Jour après jour, Henri Guaino tente de résister à ce qui lui apparait comme une nouvelle croisade de la pensée unique : outre les deux mentors de la commission, Juppé et Rocard, les critiques à peines voilées de Jean-François Copé, les admonestations de Bruxelles sur le déficit de la France, les sondages défavorables (54% des Français rejettent le Grand Emprunt), les remarques fielleuses de Minc, etc. Avec une obsession : sauver l’Emprunt de la tentative d’étouffement de l’armée d’inspecteurs des finances qui polluent le paysage élitaire français. Quand le conseiller spécial les entend dire que le Grand Emprunt pourrait mettre en danger la crédibilité de la signature de la France, son sang de méditerranéen ne fait qu’un tour : « Ce n’est pas la France qui est endettée, c’est l’état. ce n’est pas la même chose! »
Que fera, in fine, le Président ? Il semble bien que sur un point du moins, les modalités de mise en œuvre, Henri Guaino puisse emporter le morceau : la gestion de l’emprunt ne sera sans doute pas le fait de Bercy mais d’une agence ad hoc. A moins que le Président ne se laisse séduire par les arguments de la commission qui refuse cette idée. Mais politiquement, l’essentiel va se jouer sur le montant. Le ridicule de cette affaire est qu’une proposition importante et astucieuse – profiter des taux bas pour renouer avec l’investissement industriel, comme l’explique Malakine – risque d’être ramenée à une pure bataille d’ego : à 35 milliards, c’est Rocard et Fillon qui gagnent, à 45, Guaino l’emporte…

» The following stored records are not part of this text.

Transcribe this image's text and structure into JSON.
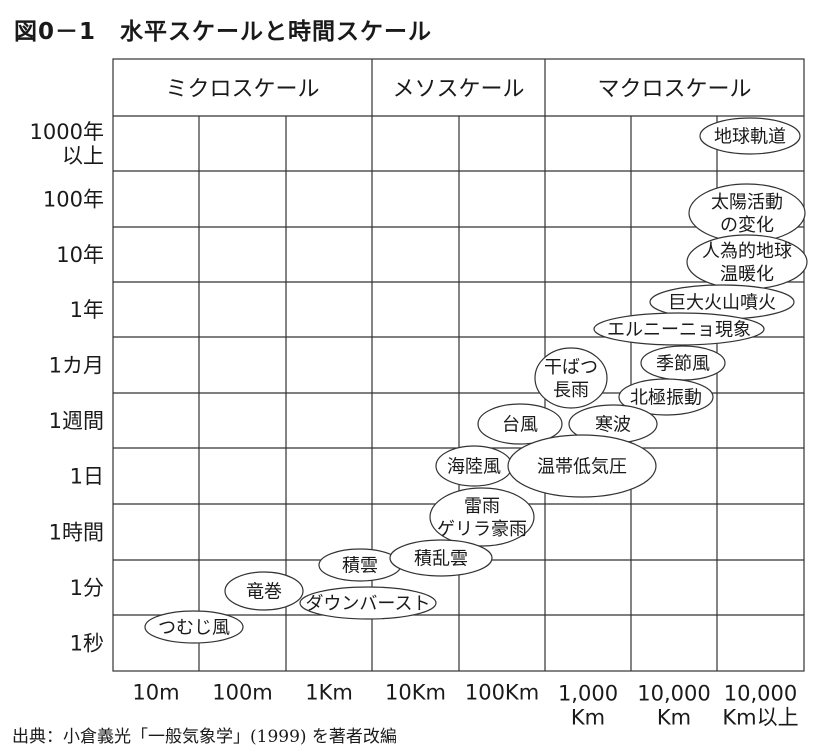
{
  "title": "図0－1　水平スケールと時間スケール",
  "source": "出典：小倉義光「一般気象学」(1999) を著者改編",
  "scale_headers": [
    "ミクロスケール",
    "メソスケール",
    "マクロスケール"
  ],
  "time_scale": [
    [
      "1000年",
      "以上"
    ],
    [
      "100年"
    ],
    [
      "10年"
    ],
    [
      "1年"
    ],
    [
      "1カ月"
    ],
    [
      "1週間"
    ],
    [
      "1日"
    ],
    [
      "1時間"
    ],
    [
      "1分"
    ],
    [
      "1秒"
    ]
  ],
  "horizontal_scale": [
    [
      "10m"
    ],
    [
      "100m"
    ],
    [
      "1Km"
    ],
    [
      "10Km"
    ],
    [
      "100Km"
    ],
    [
      "1,000",
      "Km"
    ],
    [
      "10,000",
      "Km"
    ],
    [
      "10,000",
      "Km以上"
    ]
  ],
  "phenomena": [
    [
      "地球軌道"
    ],
    [
      "太陽活動",
      "の変化"
    ],
    [
      "人為的地球",
      "温暖化"
    ],
    [
      "巨大火山噴火"
    ],
    [
      "エルニーニョ現象"
    ],
    [
      "季節風"
    ],
    [
      "干ばつ",
      "長雨"
    ],
    [
      "北極振動"
    ],
    [
      "台風"
    ],
    [
      "寒波"
    ],
    [
      "海陸風"
    ],
    [
      "温帯低気圧"
    ],
    [
      "雷雨",
      "ゲリラ豪雨"
    ],
    [
      "積雲"
    ],
    [
      "積乱雲"
    ],
    [
      "竜巻"
    ],
    [
      "ダウンバースト"
    ],
    [
      "つむじ風"
    ]
  ]
}
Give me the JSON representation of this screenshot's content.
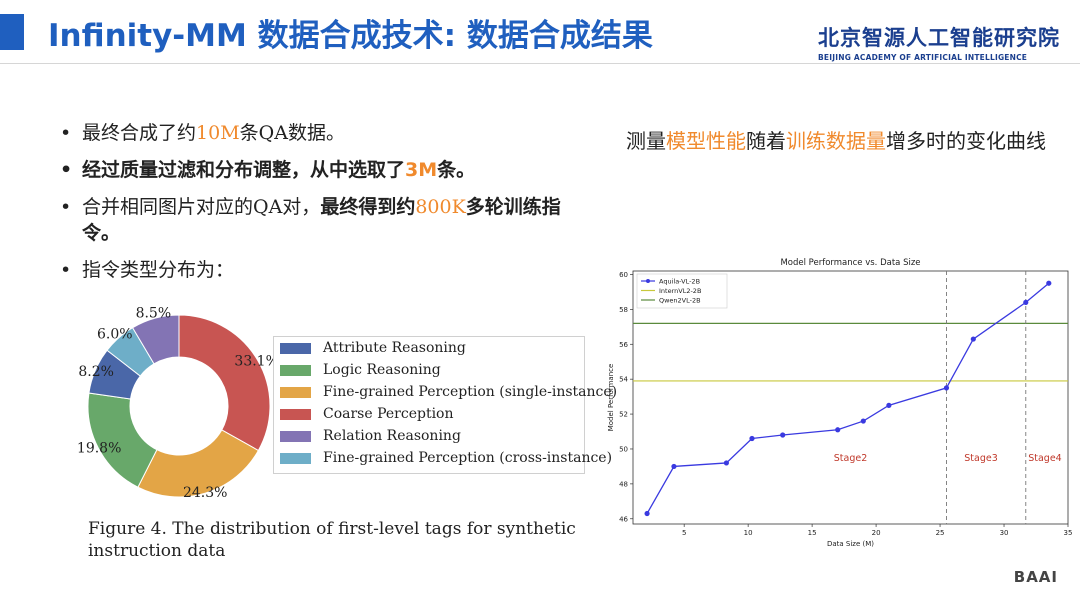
{
  "header": {
    "title": "Infinity-MM 数据合成技术: 数据合成结果",
    "logo_cn": "北京智源人工智能研究院",
    "logo_en": "BEIJING ACADEMY OF ARTIFICIAL INTELLIGENCE"
  },
  "bullets": [
    {
      "pre": "最终合成了约",
      "hl": "10M",
      "post": "条QA数据。"
    },
    {
      "pre": "经过质量过滤和分布调整，从中选取了",
      "hl": "3M",
      "post": "条。"
    },
    {
      "pre": "合并相同图片对应的QA对，",
      "strong": "最终得到约",
      "hl": "800K",
      "post": "多轮训练指令。"
    },
    {
      "pre": "指令类型分布为："
    }
  ],
  "right_caption": {
    "a": "测量",
    "b": "模型性能",
    "c": "随着",
    "d": "训练数据量",
    "e": "增多时的变化曲线"
  },
  "figure_caption": "Figure 4. The distribution of first-level tags for synthetic instruction data",
  "footer_logo": "BAAI",
  "chart_data": [
    {
      "type": "pie",
      "donut": true,
      "labels": [
        "Attribute Reasoning",
        "Logic Reasoning",
        "Fine-grained Perception (single-instance)",
        "Coarse Perception",
        "Relation Reasoning",
        "Fine-grained Perception (cross-instance)"
      ],
      "values": [
        8.2,
        19.8,
        24.3,
        33.1,
        8.5,
        6.0
      ],
      "value_labels": [
        "8.2%",
        "19.8%",
        "24.3%",
        "33.1%",
        "8.5%",
        "6.0%"
      ],
      "colors": [
        "#4a67a8",
        "#68a86a",
        "#e3a546",
        "#c85552",
        "#8374b4",
        "#6eaec8"
      ],
      "legend_position": "right"
    },
    {
      "type": "line",
      "title": "Model Performance vs. Data Size",
      "xlabel": "Data Size (M)",
      "ylabel": "Model Performance",
      "xlim": [
        1,
        35
      ],
      "ylim": [
        45.7,
        60.2
      ],
      "xticks": [
        5,
        10,
        15,
        20,
        25,
        30,
        35
      ],
      "yticks": [
        46,
        48,
        50,
        52,
        54,
        56,
        58,
        60
      ],
      "series": [
        {
          "name": "Aquila-VL-2B",
          "color": "#3a3ae0",
          "x": [
            2.1,
            4.2,
            8.3,
            10.3,
            12.7,
            17.0,
            19.0,
            21.0,
            25.5,
            27.6,
            31.7,
            33.5
          ],
          "y": [
            46.3,
            49.0,
            49.2,
            50.6,
            50.8,
            51.1,
            51.6,
            52.5,
            53.5,
            56.3,
            58.4,
            59.5
          ]
        },
        {
          "name": "InternVL2-2B",
          "color": "#c8c83c",
          "hline": 53.9
        },
        {
          "name": "Qwen2VL-2B",
          "color": "#5a8a3c",
          "hline": 57.2
        }
      ],
      "vlines": [
        25.5,
        31.7
      ],
      "annotations": [
        {
          "text": "Stage2",
          "x": 18.0,
          "y": 49.3
        },
        {
          "text": "Stage3",
          "x": 28.2,
          "y": 49.3
        },
        {
          "text": "Stage4",
          "x": 33.2,
          "y": 49.3
        }
      ],
      "annotation_color": "#c0392b",
      "legend_position": "top-left",
      "grid": false
    }
  ]
}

[1] Martine Aurillac ; Brigitte Barèges ; Jean-Louis Bernard ; Jérôme Bignon ; Claude Bodin ; Michel Bouvard ; Bernard Brochand ; Bernard Carayon ; Olivier Carré ; Eric Ciotti ; François Cornut-Gentille ; Jean-Michel Couve ; Olivier Dassault ; Bernard Deflesselles ; Yves Deniaud ; Nicolas Dhuicq ; David Douillet ; Cécile Dumoulin ; Raymond Durand ; Daniel Fasquelle ; Jean-Michel Ferrand ; Jean-Pierre Giran ; Jean-Claude Guibal ; Philippe Goujon ; Anne Grommerch ; Michel Heinrich ; Laurent Hénart ; Olivier Jardé ; Yves Jégo ; Arlette Grosskost ; Jean-Christophe Lagarde ; Jean-François Lamour ; Robert Lecou ; Marc Le Fur ; Jean Leonetti ; Maurice Leroy ; François Loos ; Lionnel Luca ; Jean-François Mancel ; Philippe-Armand Martin ; Damien Meslot ; Renaud Muselier ; Jacques Myard ; Françoise de Panafieu ; Jean-Frédéric Poisson ; Bérengère Poletti ; Jean-Luc Préel ; Didier Quentin ; Bernard Reyniès ; Franck Reyner ; Jean Roatta ; Arnaud Robinet ; François Rochebloine ; Marie-Josée Roig ; Jean-Marc Roubaud ; Francis Saint-Léger ; Rudy Salles ; André Santini ; François Scellier ; Georges Siffredi ; Daniel Spagnou ; Jean Tiberi ; René-Paul Victoria.